Chlorate: Mélange pyrotechnique (recette tenue secrète par les ultras alchimistes) servant à produire beaucoup de fumée ou des flammes (cela dépend du mélange). Utilisée souvent en tifo à l'entrée des joueurs. Mélange dangereux et instable à réserver aux ultras avertis (peu utilisé chez nous, deconseillé aux amateurs).

Fumigène:  (à ne pas confondre avec torche) Ustensile pyrotechnique utilisé en tifo à l'entrée des joueurs. Différentes tailles (donc de durée) et différents coloris existent. Evidemment ces engins sont interdits dans les stades français (d'apres la loi hein...).

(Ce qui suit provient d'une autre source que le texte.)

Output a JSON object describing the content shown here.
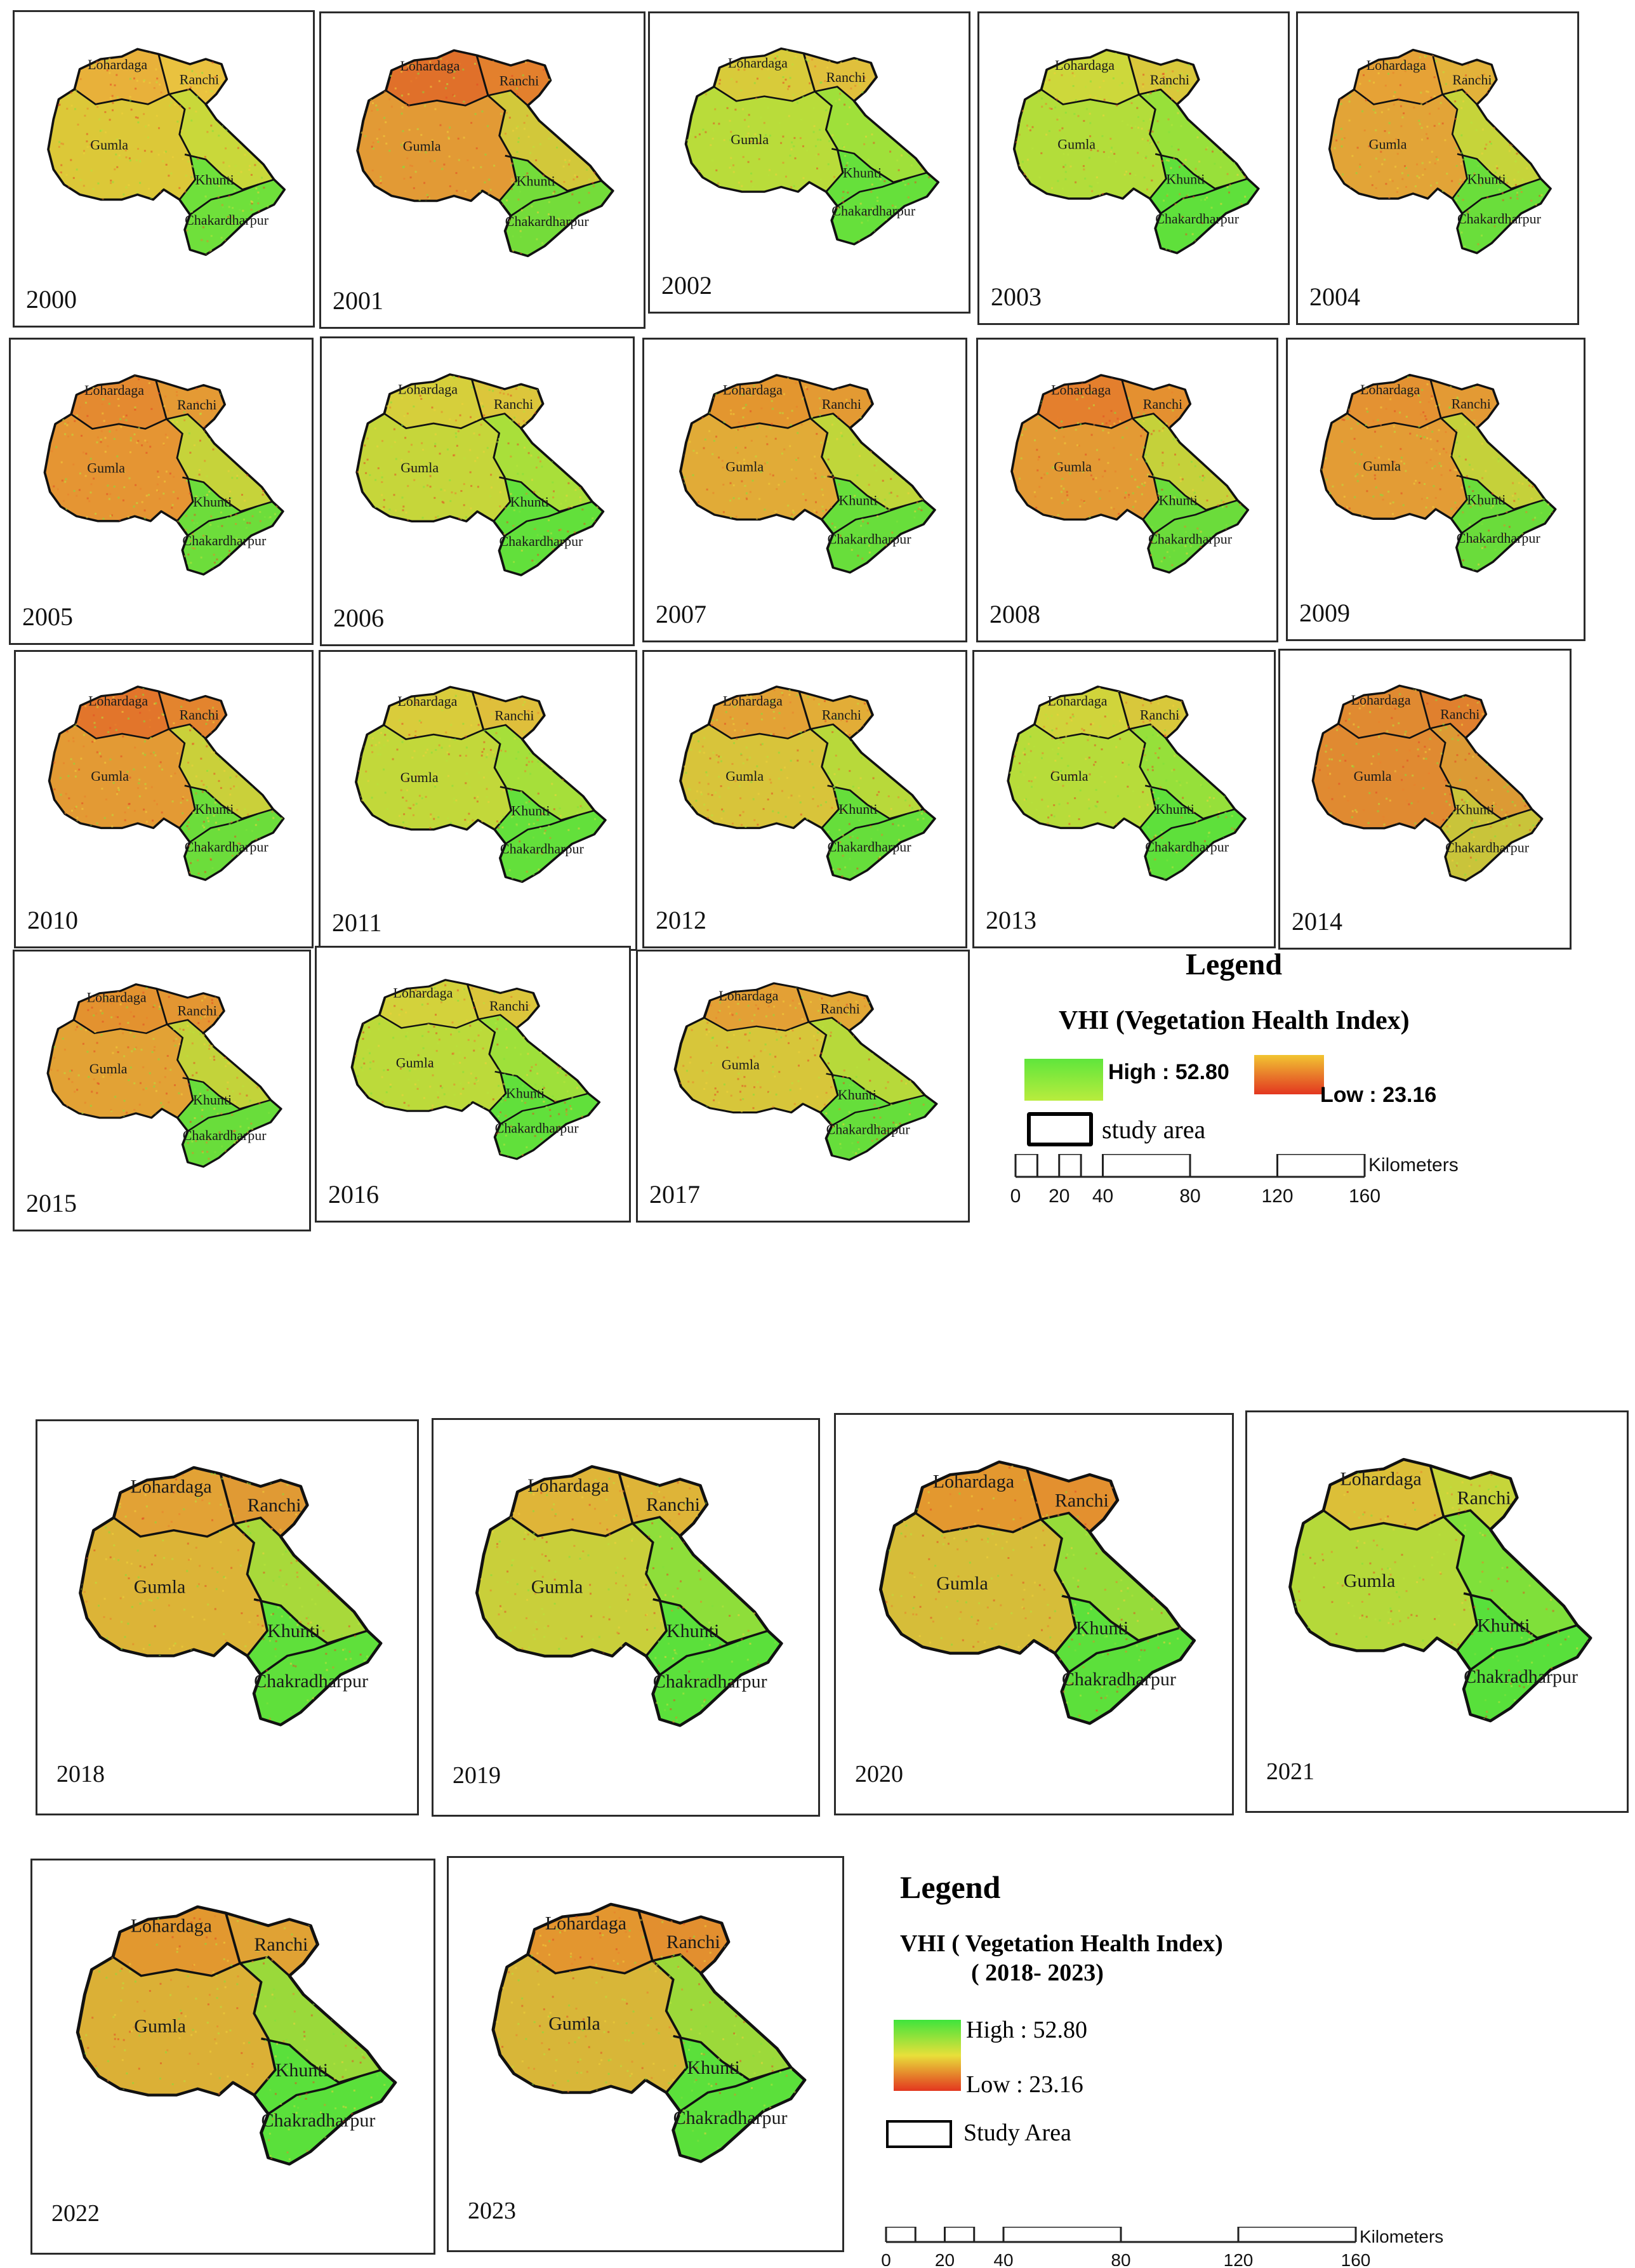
{
  "figure_top": {
    "maps": [
      {
        "year": "2000",
        "labels": {
          "lohardaga": "Lohardaga",
          "ranchi": "Ranchi",
          "gumla": "Gumla",
          "khunti": "Khunti",
          "chakradharpur": "Chakardharpur"
        },
        "colors": {
          "nw": "#e8b13a",
          "ne": "#e9c23f",
          "w": "#dcc838",
          "mid": "#c9d83a",
          "se": "#6fe03b"
        }
      },
      {
        "year": "2001",
        "labels": {
          "lohardaga": "Lohardaga",
          "ranchi": "Ranchi",
          "gumla": "Gumla",
          "khunti": "Khunti",
          "chakradharpur": "Chakardharpur"
        },
        "colors": {
          "nw": "#e0702a",
          "ne": "#e3802d",
          "w": "#e29a35",
          "mid": "#d2c83a",
          "se": "#74dc3a"
        }
      },
      {
        "year": "2002",
        "labels": {
          "lohardaga": "Lohardaga",
          "ranchi": "Ranchi",
          "gumla": "Gumla",
          "khunti": "Khunti",
          "chakradharpur": "Chakardharpur"
        },
        "colors": {
          "nw": "#d8cb3a",
          "ne": "#e0c03c",
          "w": "#b9dc3a",
          "mid": "#9fe03a",
          "se": "#66e03b"
        }
      },
      {
        "year": "2003",
        "labels": {
          "lohardaga": "Lohardaga",
          "ranchi": "Ranchi",
          "gumla": "Gumla",
          "khunti": "Khunti",
          "chakradharpur": "Chakardharpur"
        },
        "colors": {
          "nw": "#cdd83b",
          "ne": "#d9c83b",
          "w": "#b3dd3a",
          "mid": "#98e03a",
          "se": "#5fe03b"
        }
      },
      {
        "year": "2004",
        "labels": {
          "lohardaga": "Lohardaga",
          "ranchi": "Ranchi",
          "gumla": "Gumla",
          "khunti": "Khunti",
          "chakradharpur": "Chakardharpur"
        },
        "colors": {
          "nw": "#e6a236",
          "ne": "#e2b23a",
          "w": "#e2a437",
          "mid": "#c6d43a",
          "se": "#6ade3b"
        }
      },
      {
        "year": "2005",
        "labels": {
          "lohardaga": "Lohardaga",
          "ranchi": "Ranchi",
          "gumla": "Gumla",
          "khunti": "Khunti",
          "chakradharpur": "Chakardharpur"
        },
        "colors": {
          "nw": "#e48a30",
          "ne": "#e49a34",
          "w": "#e59533",
          "mid": "#c6d33a",
          "se": "#6ddd3b"
        }
      },
      {
        "year": "2006",
        "labels": {
          "lohardaga": "Lohardaga",
          "ranchi": "Ranchi",
          "gumla": "Gumla",
          "khunti": "Khunti",
          "chakradharpur": "Chakardharpur"
        },
        "colors": {
          "nw": "#d6cf3b",
          "ne": "#dcc63b",
          "w": "#c6d63a",
          "mid": "#a9df3a",
          "se": "#62e03b"
        }
      },
      {
        "year": "2007",
        "labels": {
          "lohardaga": "Lohardaga",
          "ranchi": "Ranchi",
          "gumla": "Gumla",
          "khunti": "Khunti",
          "chakradharpur": "Chakardharpur"
        },
        "colors": {
          "nw": "#e3962f",
          "ne": "#e39a33",
          "w": "#e1ab37",
          "mid": "#c0d63a",
          "se": "#68de3b"
        }
      },
      {
        "year": "2008",
        "labels": {
          "lohardaga": "Lohardaga",
          "ranchi": "Ranchi",
          "gumla": "Gumla",
          "khunti": "Khunti",
          "chakradharpur": "Chakardharpur"
        },
        "colors": {
          "nw": "#e47f2d",
          "ne": "#e49030",
          "w": "#e39a34",
          "mid": "#c5d13a",
          "se": "#6bdc3b"
        }
      },
      {
        "year": "2009",
        "labels": {
          "lohardaga": "Lohardaga",
          "ranchi": "Ranchi",
          "gumla": "Gumla",
          "khunti": "Khunti",
          "chakradharpur": "Chakardharpur"
        },
        "colors": {
          "nw": "#e49232",
          "ne": "#e39a34",
          "w": "#e39c35",
          "mid": "#c5d13a",
          "se": "#6adc3b"
        }
      },
      {
        "year": "2010",
        "labels": {
          "lohardaga": "Lohardaga",
          "ranchi": "Ranchi",
          "gumla": "Gumla",
          "khunti": "Khunti",
          "chakradharpur": "Chakardharpur"
        },
        "colors": {
          "nw": "#e2752b",
          "ne": "#e3842e",
          "w": "#e39a34",
          "mid": "#cad03a",
          "se": "#6cdd3b"
        }
      },
      {
        "year": "2011",
        "labels": {
          "lohardaga": "Lohardaga",
          "ranchi": "Ranchi",
          "gumla": "Gumla",
          "khunti": "Khunti",
          "chakradharpur": "Chakardharpur"
        },
        "colors": {
          "nw": "#d9cc3b",
          "ne": "#dfbf3b",
          "w": "#c2d83a",
          "mid": "#a6df3a",
          "se": "#63e03b"
        }
      },
      {
        "year": "2012",
        "labels": {
          "lohardaga": "Lohardaga",
          "ranchi": "Ranchi",
          "gumla": "Gumla",
          "khunti": "Khunti",
          "chakradharpur": "Chakardharpur"
        },
        "colors": {
          "nw": "#e3a235",
          "ne": "#e2ad37",
          "w": "#d8c43a",
          "mid": "#b8d93a",
          "se": "#66de3b"
        }
      },
      {
        "year": "2013",
        "labels": {
          "lohardaga": "Lohardaga",
          "ranchi": "Ranchi",
          "gumla": "Gumla",
          "khunti": "Khunti",
          "chakradharpur": "Chakardharpur"
        },
        "colors": {
          "nw": "#d0d43b",
          "ne": "#d8c83b",
          "w": "#b7dc3a",
          "mid": "#96e03a",
          "se": "#5ee03b"
        }
      },
      {
        "year": "2014",
        "labels": {
          "lohardaga": "Lohardaga",
          "ranchi": "Ranchi",
          "gumla": "Gumla",
          "khunti": "Khunti",
          "chakradharpur": "Chakardharpur"
        },
        "colors": {
          "nw": "#e08a31",
          "ne": "#e0802e",
          "w": "#e08a31",
          "mid": "#dc9a34",
          "se": "#c9c43a"
        }
      },
      {
        "year": "2015",
        "labels": {
          "lohardaga": "Lohardaga",
          "ranchi": "Ranchi",
          "gumla": "Gumla",
          "khunti": "Khunti",
          "chakradharpur": "Chakardharpur"
        },
        "colors": {
          "nw": "#e3922f",
          "ne": "#e39632",
          "w": "#e2a235",
          "mid": "#c3d33a",
          "se": "#69dd3b"
        }
      },
      {
        "year": "2016",
        "labels": {
          "lohardaga": "Lohardaga",
          "ranchi": "Ranchi",
          "gumla": "Gumla",
          "khunti": "Khunti",
          "chakradharpur": "Chakardharpur"
        },
        "colors": {
          "nw": "#d3d23b",
          "ne": "#dbc63b",
          "w": "#bcda3a",
          "mid": "#9ee03a",
          "se": "#61e03b"
        }
      },
      {
        "year": "2017",
        "labels": {
          "lohardaga": "Lohardaga",
          "ranchi": "Ranchi",
          "gumla": "Gumla",
          "khunti": "Khunti",
          "chakradharpur": "Chakardharpur"
        },
        "colors": {
          "nw": "#e3a035",
          "ne": "#e2a836",
          "w": "#d7c63a",
          "mid": "#b7d93a",
          "se": "#66de3b"
        }
      }
    ],
    "legend": {
      "title": "Legend",
      "subtitle": "VHI (Vegetation Health Index)",
      "high": "High : 52.80",
      "low": "Low : 23.16",
      "study_area": "study area",
      "scale_ticks": [
        "0",
        "20",
        "40",
        "80",
        "120",
        "160"
      ],
      "scale_unit": "Kilometers",
      "ramp_colors": {
        "green": "#5fe63c",
        "yellow": "#e8e03a",
        "red": "#e3361f"
      }
    }
  },
  "figure_bottom": {
    "maps": [
      {
        "year": "2018",
        "labels": {
          "lohardaga": "Lohardaga",
          "ranchi": "Ranchi",
          "gumla": "Gumla",
          "khunti": "Khunti",
          "chakradharpur": "Chakradharpur"
        },
        "colors": {
          "nw": "#e2a235",
          "ne": "#e09a34",
          "w": "#dcb437",
          "mid": "#a8d93a",
          "se": "#5fe03b"
        }
      },
      {
        "year": "2019",
        "labels": {
          "lohardaga": "Lohardaga",
          "ranchi": "Ranchi",
          "gumla": "Gumla",
          "khunti": "Khunti",
          "chakradharpur": "Chakradharpur"
        },
        "colors": {
          "nw": "#dfb538",
          "ne": "#deb438",
          "w": "#c9cf3a",
          "mid": "#8ede3a",
          "se": "#5be03b"
        }
      },
      {
        "year": "2020",
        "labels": {
          "lohardaga": "Lohardaga",
          "ranchi": "Ranchi",
          "gumla": "Gumla",
          "khunti": "Khunti",
          "chakradharpur": "Chakradharpur"
        },
        "colors": {
          "nw": "#e3982f",
          "ne": "#e3902f",
          "w": "#d6bd39",
          "mid": "#96dc3a",
          "se": "#5ce03b"
        }
      },
      {
        "year": "2021",
        "labels": {
          "lohardaga": "Lohardaga",
          "ranchi": "Ranchi",
          "gumla": "Gumla",
          "khunti": "Khunti",
          "chakradharpur": "Chakradharpur"
        },
        "colors": {
          "nw": "#dcbf38",
          "ne": "#c6d53a",
          "w": "#b5d93a",
          "mid": "#7fe03a",
          "se": "#58e03b"
        }
      },
      {
        "year": "2022",
        "labels": {
          "lohardaga": "Lohardaga",
          "ranchi": "Ranchi",
          "gumla": "Gumla",
          "khunti": "Khunti",
          "chakradharpur": "Chakradharpur"
        },
        "colors": {
          "nw": "#e2982f",
          "ne": "#e0a234",
          "w": "#dbb036",
          "mid": "#9ad93a",
          "se": "#5ae03b"
        }
      },
      {
        "year": "2023",
        "labels": {
          "lohardaga": "Lohardaga",
          "ranchi": "Ranchi",
          "gumla": "Gumla",
          "khunti": "Khunti",
          "chakradharpur": "Chakradharpur"
        },
        "colors": {
          "nw": "#e3962f",
          "ne": "#e28f2f",
          "w": "#d8b638",
          "mid": "#9cd93a",
          "se": "#5be03b"
        }
      }
    ],
    "legend": {
      "title": "Legend",
      "subtitle": "VHI ( Vegetation Health Index)",
      "period": "( 2018- 2023)",
      "high": "High : 52.80",
      "low": "Low : 23.16",
      "study_area": "Study Area",
      "scale_ticks": [
        "0",
        "20",
        "40",
        "80",
        "120",
        "160"
      ],
      "scale_unit": "Kilometers",
      "ramp_colors": {
        "green": "#3fe43c",
        "yellow": "#e8e03a",
        "red": "#e3361f"
      }
    }
  }
}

Bâche: (équivalent à banderole). En tissu ou plastifiée, elle représente le groupe partout où il se trouve (domicile et extérieur, un déplacement ultra sans bache est un déplacement raté). Le nom du groupe, et souvent le logo, apparaissent dessus. A domicile, le groupe appose sa bâche principale devant ou dans sa tribune et à l'extérieur en amène souvent une plus petite. Activité très prisée chez les ultras, le vol de bâche: la bâche représentant le groupe (au même titre que l'écharpe pour un individu), se la faire voler désohonnore le groupe. C'est le symbole du groupe.

Torche: Une torche est utilisée pour colorer la tribune, pour mettre le feu (!). A ne pas laisser entre toutes les mains, les torches sont généralement utilisées lors des buts, ou pour un tifo, ou simplement pour réchauffer l'ambiance.

Ultras: Modèle de supporters de foot s'inspirant des supporters italiens. Les Ultras se rassemblent en groupe structuré (jusqu'à plusieurs milliers de membres... ou 120 comme chez nous :q ) et donnent priorité à l'ambiance vocale et aux tifos. Ils vouent une passion extrême à leur équipe (ils la suivent sur tous les terrains) et à leur groupe pouvant les amener dans certains cas jusqu'à la violence envers d'autres groupes ennemis ou envers la police.